Religious observance in France

Ramadan in France is a significant religious and cultural observance, combining Islamic traditions with Western cultural practices. France is home to one of the largest Muslim populations in Europe, estimated between 6.8 and 9 million people (10–13% of the population), predominantly Sunni of Maghrebi origin.

==Observance==
The start and end of Ramadan in France are determined by lunar observation, as in other Muslim-majority countries, often announced by Islamic organizations such as the French Council of the Muslim Faith (CFCM) and the Grand Mosque of Paris.

During this holy month, Muslims abstain from food, drink, and other physical needs from dawn to sunset, engaging in additional prayers and charitable activities.

Ramadan also serves as a communal observance. Participants engage in nightly prayers (Taraweeh) and Quran recitation. Each day concludes with Iftar, the meal breaking the fast, bringing together families and communities.

==Community engagement and charity==
Public events such as the Paris Ramadan Festival facilitate interfaith dialogue and cultural exchange.

A central practice during Ramadan is Zakat al-Fitr, a compulsory charity given before Eid al-Fitr, the festival marking the end of fasting. Mosques and Islamic organizations in France play a key role in collecting and distributing donations. Volunteer initiatives, including food drives and free Iftar meals, foster solidarity across socioeconomic divides.

==Challenges and controversies==
Ramadan observance in France intersects with the country's strict secular policies, creating challenges.

In 2024, the French Football Federation (FFF) faced criticism over policies perceived as limiting support for Muslim players observing Ramadan, sparking debates on religious freedom and discrimination.

In 2023, reports highlighted violations of secular rules in schools, with students and staff openly practicing religious observances.

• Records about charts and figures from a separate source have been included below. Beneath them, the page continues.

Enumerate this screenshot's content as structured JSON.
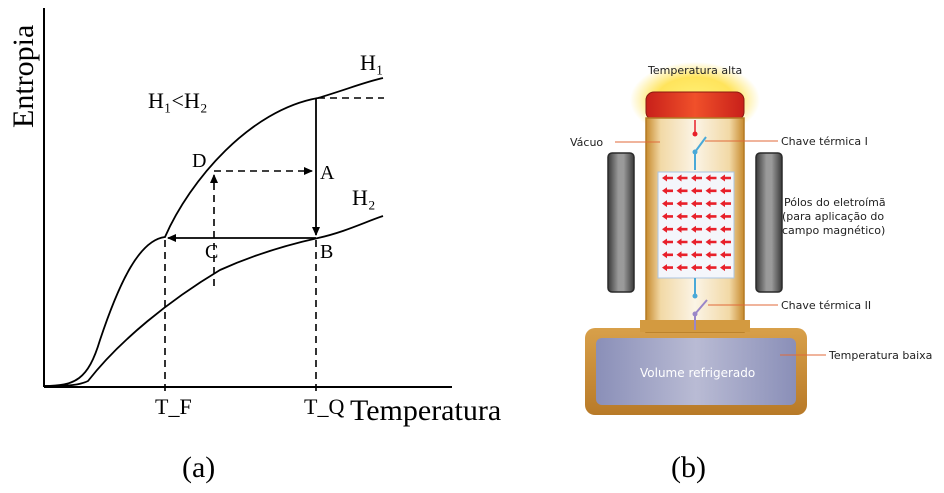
{
  "panel_a": {
    "y_axis_label": "Entropia",
    "x_axis_label": "Temperatura",
    "condition": "H₁<H₂",
    "curve_h1_label": "H₁",
    "curve_h2_label": "H₂",
    "point_a": "A",
    "point_b": "B",
    "point_c": "C",
    "point_d": "D",
    "tick_tf": "T_F",
    "tick_tq": "T_Q",
    "caption": "(a)"
  },
  "panel_b": {
    "label_hot": "Temperatura alta",
    "label_vacuum": "Vácuo",
    "label_switch_1": "Chave térmica I",
    "label_poles_line1": "Pólos do eletroímã",
    "label_poles_line2": "(para aplicação do",
    "label_poles_line3": "campo magnético)",
    "label_switch_2": "Chave térmica II",
    "label_cold": "Temperatura baixa",
    "label_volume": "Volume refrigerado",
    "caption": "(b)"
  },
  "colors": {
    "hot_source": "#e0402a",
    "glow": "#ffe14a",
    "container_gold": "#d79a3a",
    "arrow_red": "#e8202a",
    "switch_blue": "#4aa9d8",
    "magnet_gray": "#5a5a5a",
    "leader_line": "#e06a3a"
  }
}
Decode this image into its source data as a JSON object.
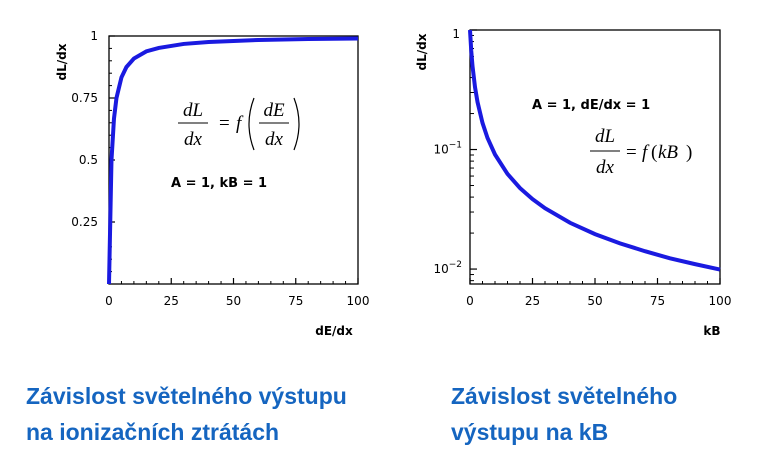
{
  "chart_data": [
    {
      "type": "line",
      "xlabel": "dE/dx",
      "ylabel": "dL/dx",
      "xlim": [
        0,
        100
      ],
      "ylim": [
        0,
        1
      ],
      "x_ticks": [
        "0",
        "25",
        "50",
        "75",
        "100"
      ],
      "y_ticks": [
        "0.25",
        "0.5",
        "0.75",
        "1"
      ],
      "annotation": "A = 1, kB = 1",
      "formula": {
        "lhs_num": "dL",
        "lhs_den": "dx",
        "f": "f",
        "arg_num": "dE",
        "arg_den": "dx"
      },
      "series": [
        {
          "color": "#1a1ae0",
          "x": [
            0,
            1,
            2,
            3,
            5,
            7,
            10,
            15,
            20,
            30,
            40,
            50,
            60,
            70,
            80,
            90,
            100
          ],
          "y": [
            0,
            0.5,
            0.667,
            0.75,
            0.833,
            0.875,
            0.909,
            0.938,
            0.952,
            0.968,
            0.976,
            0.98,
            0.984,
            0.986,
            0.988,
            0.989,
            0.99
          ]
        }
      ],
      "caption": [
        "Závislost světelného výstupu",
        "na ionizačních ztrátách"
      ]
    },
    {
      "type": "line",
      "xlabel": "kB",
      "ylabel": "dL/dx",
      "xlim": [
        0,
        100
      ],
      "ylim": [
        0.0075,
        1
      ],
      "y_scale": "log",
      "x_ticks": [
        "0",
        "25",
        "50",
        "75",
        "100"
      ],
      "y_ticks": [
        {
          "base": "1",
          "exp": ""
        },
        {
          "base": "10",
          "exp": "−1"
        },
        {
          "base": "10",
          "exp": "−2"
        }
      ],
      "annotation": "A = 1, dE/dx = 1",
      "formula": {
        "lhs_num": "dL",
        "lhs_den": "dx",
        "f": "f",
        "arg": "kB"
      },
      "series": [
        {
          "color": "#1a1ae0",
          "x": [
            0,
            0.5,
            1,
            2,
            3,
            5,
            7,
            10,
            15,
            20,
            25,
            30,
            40,
            50,
            60,
            70,
            80,
            90,
            100
          ],
          "y": [
            1,
            0.667,
            0.5,
            0.333,
            0.25,
            0.167,
            0.125,
            0.0909,
            0.0625,
            0.0476,
            0.0385,
            0.0323,
            0.0244,
            0.0196,
            0.0164,
            0.0141,
            0.0123,
            0.011,
            0.0099
          ]
        }
      ],
      "caption": [
        "Závislost světelného",
        "výstupu na kB"
      ]
    }
  ]
}
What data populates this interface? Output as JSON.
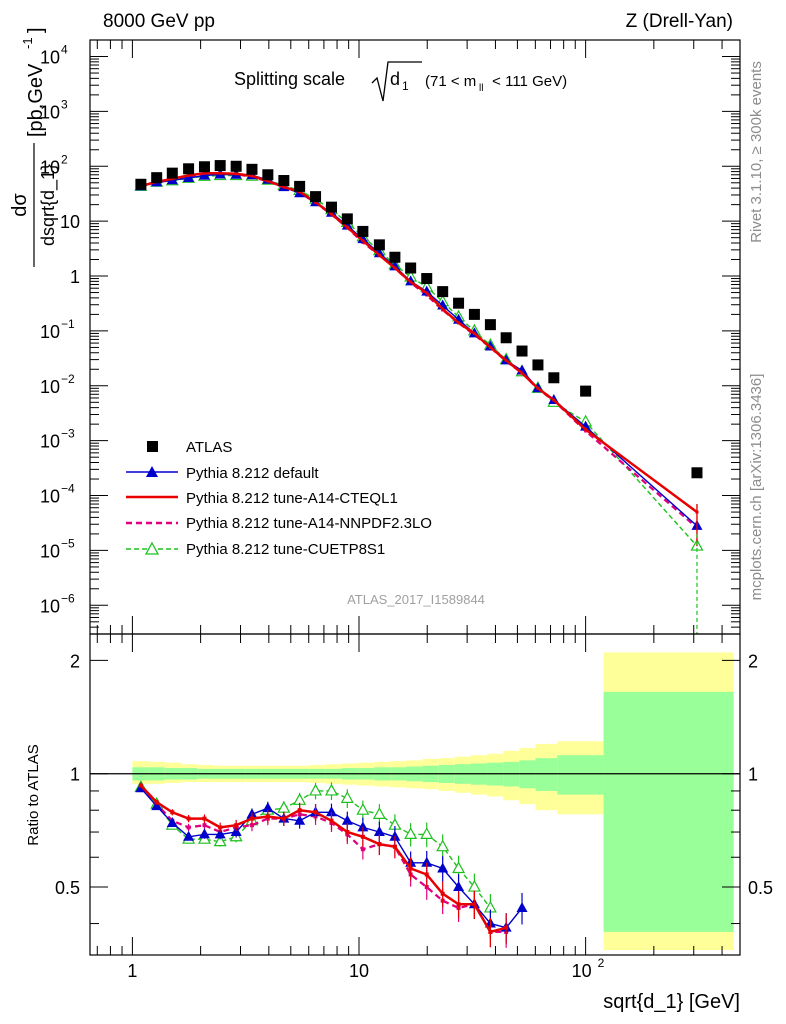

Government scrutiny increased, and in some cases disciplinary measures were applied.

Despite diplomatic tensions, the French government continued to issue visas to Algerian imams to lead Ramadan prayers.

Islamophobic incidents, including mosque vandalism and restrictions on hijab wearing, have increased, framed by debates on secularism.

Moon-sighting disputes occur as some communities follow their countries of origin, resulting in variations in Ramadan observance.